Unlike its New York predecessors, Afterlife is set in the American West.

Carrie Coon plays Callie Spengler, daughter of the late Dr. Egon Spengler (Ramis), who is forced to uproot her family to Oklahoma when they are evicted from their home.

Callie, along with kids Phoebe (Mckenna Grace) and Trevor (Finn Wolfhard), wind up in Summerville, where a series of unexplained earthquakes suggest that all may not be as it seems.

It’s not long before Phoebe and Trevor uncover the truth about their grandfather’s history as a Ghostbuster and only a hop, skip and a jump after they do that things take a turn for the spooky.
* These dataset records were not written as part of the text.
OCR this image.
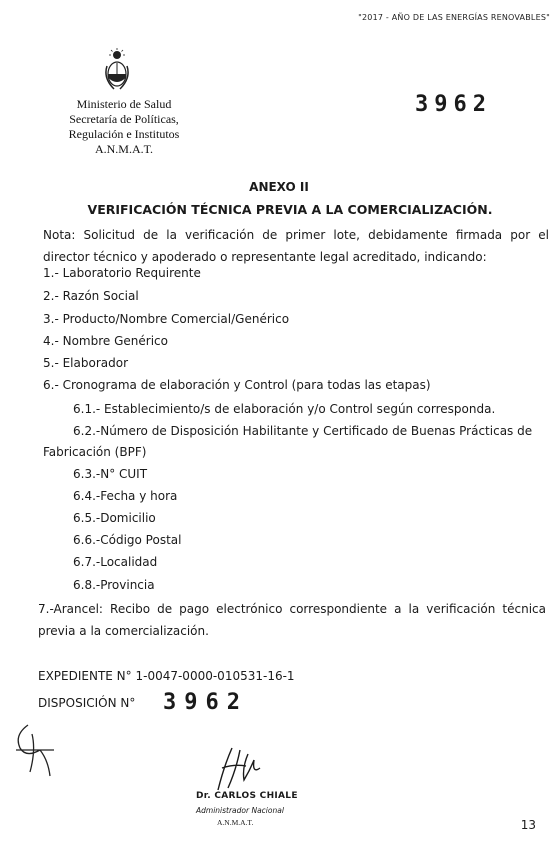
"2017 - AÑO DE LAS ENERGÍAS RENOVABLES"
Ministerio de Salud
Secretaría de Políticas,
Regulación e Institutos
A.N.M.A.T.
3962
ANEXO II
VERIFICACIÓN TÉCNICA PREVIA A LA COMERCIALIZACIÓN.
Nota: Solicitud de la verificación de primer lote, debidamente firmada por el director técnico y apoderado o representante legal acreditado, indicando:
1.- Laboratorio Requirente
2.- Razón Social
3.- Producto/Nombre Comercial/Genérico
4.- Nombre Genérico
5.- Elaborador
6.- Cronograma de elaboración y Control (para todas las etapas)
6.1.- Establecimiento/s de elaboración y/o Control según corresponda.
6.2.-Número de Disposición Habilitante y Certificado de Buenas Prácticas de
Fabricación (BPF)
6.3.-N° CUIT
6.4.-Fecha y hora
6.5.-Domicilio
6.6.-Código Postal
6.7.-Localidad
6.8.-Provincia
7.-Arancel: Recibo de pago electrónico correspondiente a la verificación técnica previa a la comercialización.
EXPEDIENTE N° 1-0047-0000-010531-16-1
DISPOSICIÓN N° 3962
Dr. CARLOS CHIALE
Administrador Nacional
A.N.M.A.T.	13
It’s all good fun and the gags come thick and fast. There’s nothing new here but, as Melissa McCarthy and company learnt for themselves, that seems to be what the fans want.

Paul Rudd proves good value in his role as the kids’ teacher, while cameos and Easter Eggs drop left, right and centre.

Even Murray shows up. The approach to adventure here might be unadventurous but there’s nothing to be afraid of in that.